The same thing is worth for the Computer System of your company, that today is usually the spine of a company.

On the other hand, if a Feedback Control System had its unalterable mathematical treatment for about 80 years, the Reliability a lot moved mathematically in the last two decades, pushed that was for the NASA because the obvious reason that the NASA Systems  should be the more (mathematically) reliable possible.
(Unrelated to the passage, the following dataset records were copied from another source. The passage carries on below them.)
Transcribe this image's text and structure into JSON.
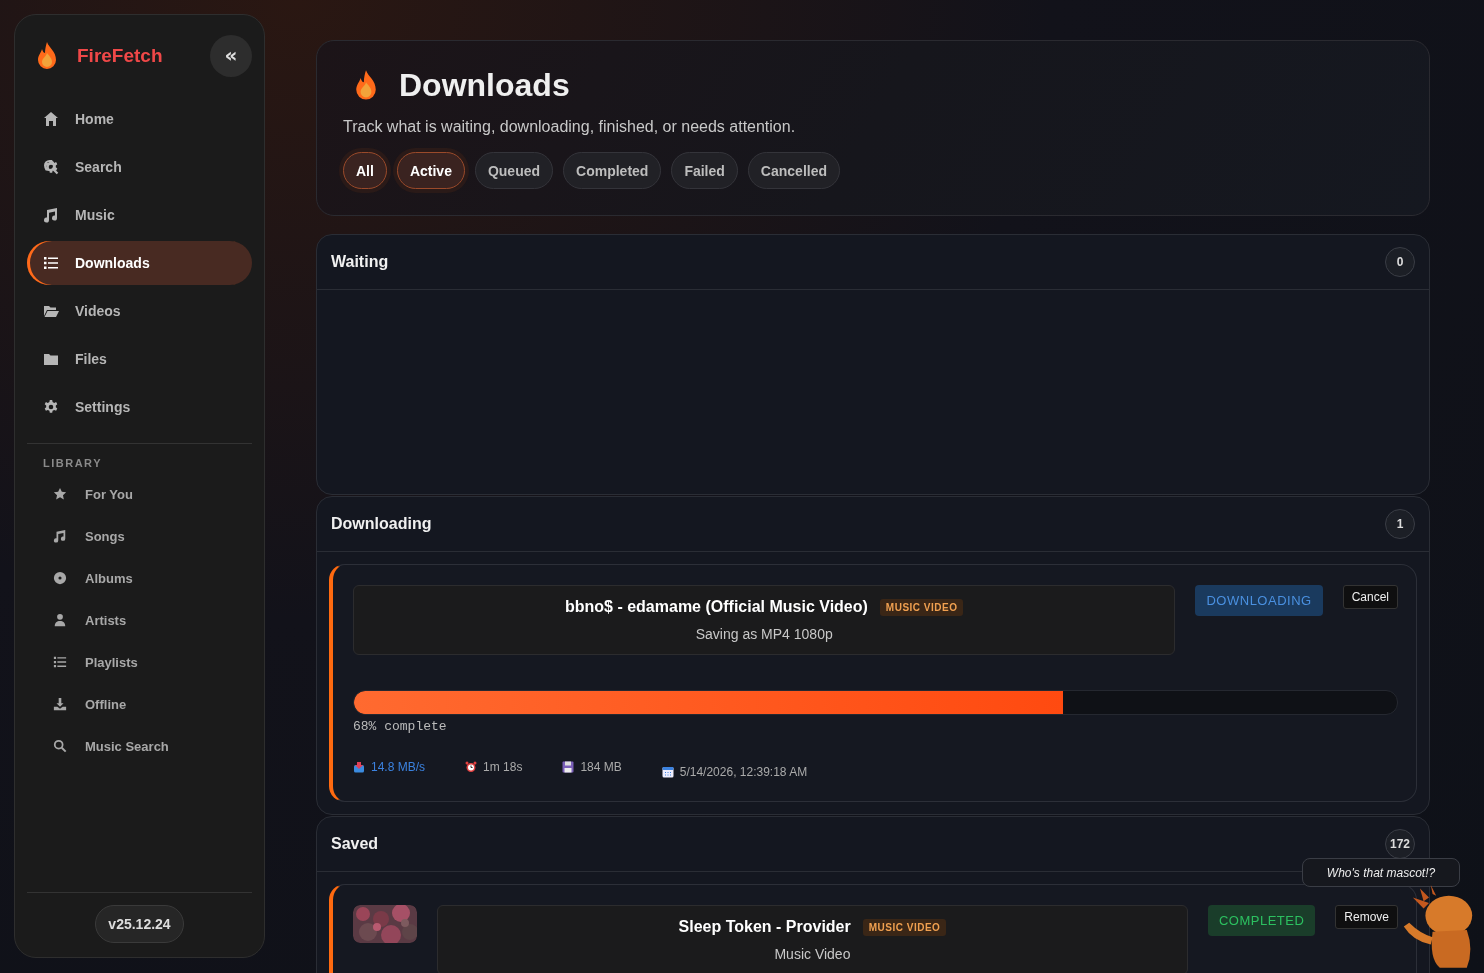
{
  "sidebar": {
    "brand": "FireFetch",
    "collapse_button": "«",
    "items": [
      {
        "label": "Home",
        "selected": false
      },
      {
        "label": "Search",
        "selected": false
      },
      {
        "label": "Music",
        "selected": false
      },
      {
        "label": "Downloads",
        "selected": true
      },
      {
        "label": "Videos",
        "selected": false
      },
      {
        "label": "Files",
        "selected": false
      },
      {
        "label": "Settings",
        "selected": false
      }
    ],
    "library_heading": "LIBRARY",
    "library_items": [
      {
        "label": "For You",
        "selected": false
      },
      {
        "label": "Songs",
        "selected": false
      },
      {
        "label": "Albums",
        "selected": false
      },
      {
        "label": "Artists",
        "selected": false
      },
      {
        "label": "Playlists",
        "selected": false
      },
      {
        "label": "Offline",
        "selected": false
      },
      {
        "label": "Music Search",
        "selected": false
      }
    ],
    "version": "v25.12.24"
  },
  "header": {
    "title": "Downloads",
    "subtitle": "Track what is waiting, downloading, finished, or needs attention.",
    "filters": [
      {
        "label": "All",
        "selected": true
      },
      {
        "label": "Active",
        "selected": true
      },
      {
        "label": "Queued",
        "selected": false
      },
      {
        "label": "Completed",
        "selected": false
      },
      {
        "label": "Failed",
        "selected": false
      },
      {
        "label": "Cancelled",
        "selected": false
      }
    ]
  },
  "sections": [
    {
      "title": "Waiting",
      "count": "0"
    },
    {
      "title": "Downloading",
      "count": "1",
      "items": [
        {
          "kind": "downloading",
          "title": "bbno$ - edamame (Official Music Video)",
          "badge": "MUSIC VIDEO",
          "subtitle": "Saving as MP4 1080p",
          "status": "DOWNLOADING",
          "action": "Cancel",
          "level": 0.68,
          "progress_text": "68% complete",
          "stats": [
            {
              "kind": "speed",
              "text": "14.8 MB/s"
            },
            {
              "kind": "eta",
              "text": "1m 18s"
            },
            {
              "kind": "size",
              "text": "184 MB"
            },
            {
              "kind": "date",
              "text": "5/14/2026, 12:39:18 AM"
            }
          ]
        }
      ]
    },
    {
      "title": "Saved",
      "count": "172",
      "items": [
        {
          "kind": "completed",
          "title": "Sleep Token - Provider",
          "badge": "MUSIC VIDEO",
          "subtitle": "Music Video",
          "status": "COMPLETED",
          "action": "Remove"
        }
      ]
    }
  ],
  "mascot": {
    "tooltip": "Who's that mascot!?"
  }
}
And the industry took advantage of that development and used it more and more, mainly in the electronic fields, computation and telecommunications. Besides the industry was forced, liking or not, to use the calculations of Reliability of the NASA, because this forced them by contracts in all the industrial suppliers for the space research.

And  today, even ignoring the NASA, no more is designed an electronic equipment without calculations of the Reliability during the  whole project and the execution of the prototype. In the same way, it  is not projected a System of Computation without the same calculations of Reliability. The NASA continues with its demands, but the market started to also demand them.

In spite of the differences of methods (mathematical models) as above we mentioned, Reliability is defined like this:

R(t) = 0.9998 (0.9998 are an example value).

R = Reliability
t = Time.

Therefore, if we have R(10,000)=0.9998, that means that link will work 0.9998 in 10,000 hours, and it won't work in 0.0002 in the same 10,000 hours. In other words, that link:

• In a mission of 10,000 hours he will work perfectly for 9,998 hours and it won't work for 2 hours (it will be in failure state). And is that acceptable? It will depend on all the other links, of everything besides of the Reliability of each one of the other links. And if it is not acceptable, you will learn, further on, how to transform it to be acceptable.

If a Process (for example, a System of Computation) has the Reliability of R(1,000)=0.9765, any link of that Loop (or of those Closed Loops) can must have a smaller Reliability than that, all the links should be the same or superiors than 0.9765. What involves other subject that we will study also further on, the Redundancy.

We are not talking only about equipments, but also of persons. We will see.